Wie lassen sich zwei sehr kontrastreiche Sportarten effektiv im Training miteinander verbinden, ohne dass eine Partei in irgendeiner FORM einbüßen muss? Konkret: Wie kann man neben fokussiertem Krafttraining auch effektiv an seiner Ausdauer arbeiten?
Die Angst vor dem Formverlust bzw. Muskelschwund
Wir alle wissen, wie die eisern aufgebaute Muskulatur der Kraftsportler mütterlich umsorgt wird. ‚Cardio‘ gilt als auslaugende Bedrohung und dient höchstens als kurzes WarmUp.
Aber wie heißt es doch überall? Ob beim Erste Hilfe Kurs oder im Training – immer mit der Ruhe! Darin liegt die (bleibende) Kraft, sofern man bei der eigenen Trainingsplanung ein paar Dinge berücksichtigt.
Fest steht: Weder der Kraftsportler bekommt nach wenigen Läufen gleich Storchenbeine noch geht der Quadrizeps eines Läufers nach zwei drei Squads sofort auf wie ein Ballon.

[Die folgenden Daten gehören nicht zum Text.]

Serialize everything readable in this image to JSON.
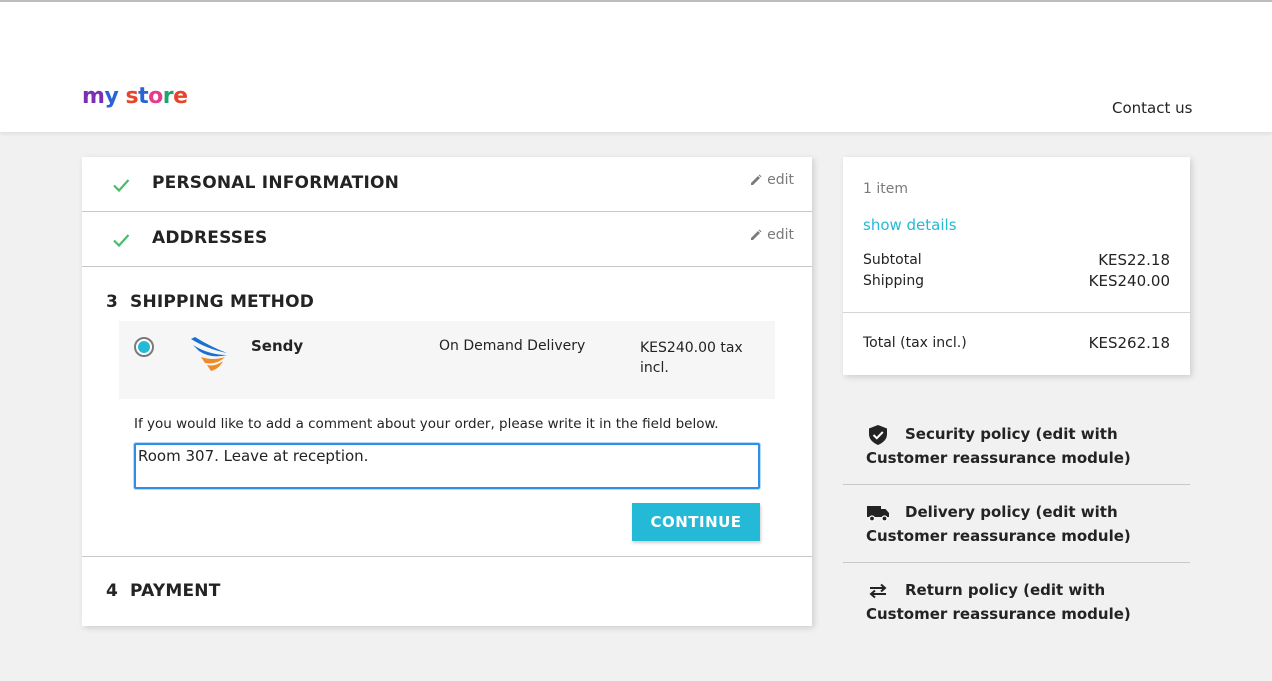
{
  "header": {
    "logo_letters": [
      {
        "ch": "m",
        "color": "#7b2fb4"
      },
      {
        "ch": "y",
        "color": "#2a64d4"
      },
      {
        "ch": " ",
        "color": "#000000"
      },
      {
        "ch": "s",
        "color": "#e8442a"
      },
      {
        "ch": "t",
        "color": "#2a64d4"
      },
      {
        "ch": "o",
        "color": "#e83a8c"
      },
      {
        "ch": "r",
        "color": "#1aa86a"
      },
      {
        "ch": "e",
        "color": "#e8442a"
      }
    ],
    "contact_label": "Contact us"
  },
  "steps": {
    "personal": {
      "title": "PERSONAL INFORMATION",
      "edit": "edit"
    },
    "addresses": {
      "title": "ADDRESSES",
      "edit": "edit"
    },
    "shipping": {
      "number": "3",
      "title": "SHIPPING METHOD"
    },
    "payment": {
      "number": "4",
      "title": "PAYMENT"
    }
  },
  "carrier": {
    "name": "Sendy",
    "delay": "On Demand Delivery",
    "price": "KES240.00 tax incl.",
    "selected": true
  },
  "comment": {
    "label": "If you would like to add a comment about your order, please write it in the field below.",
    "value": "Room 307. Leave at reception."
  },
  "continue_label": "CONTINUE",
  "summary": {
    "items": "1 item",
    "show_details": "show details",
    "subtotal_label": "Subtotal",
    "subtotal_value": "KES22.18",
    "shipping_label": "Shipping",
    "shipping_value": "KES240.00",
    "total_label": "Total (tax incl.)",
    "total_value": "KES262.18"
  },
  "reassurance": [
    {
      "icon": "shield-check-icon",
      "text": "Security policy (edit with Customer reassurance module)"
    },
    {
      "icon": "truck-icon",
      "text": "Delivery policy (edit with Customer reassurance module)"
    },
    {
      "icon": "swap-arrows-icon",
      "text": "Return policy (edit with Customer reassurance module)"
    }
  ],
  "colors": {
    "accent": "#24b9d7",
    "check": "#4cbb6c",
    "focus_border": "#2f8ee6"
  }
}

Jeder Körper braucht Zeit, um sich anzupassen. Nichts geschieht (verwandelt oder verflüchtigt sich) von jetzt auf gleich. Sofern wir als Kraftsportler also die zusätzlichen Ausdauereinheiten zeitlich sinnvoll unterjubeln, auf eine adäquate Energiezufuhr achten (gemessen an Qualität, Menge und Essenszeit) und die Muskulatur wie bisher nutzen (also effektiven Trainingsreizen aussetzen), dann braucht sich der Kraftsportler keine Sorgen zu machen, dass seine Statur ‚Lauch’igen Anschein macht – er wird höchstens definierter und zeitgleich leistungsfähiger!
Aber zuerst die Basics…
Welche Effekte bringt ein Ausdauer- bzw. Krafttraining mit sich?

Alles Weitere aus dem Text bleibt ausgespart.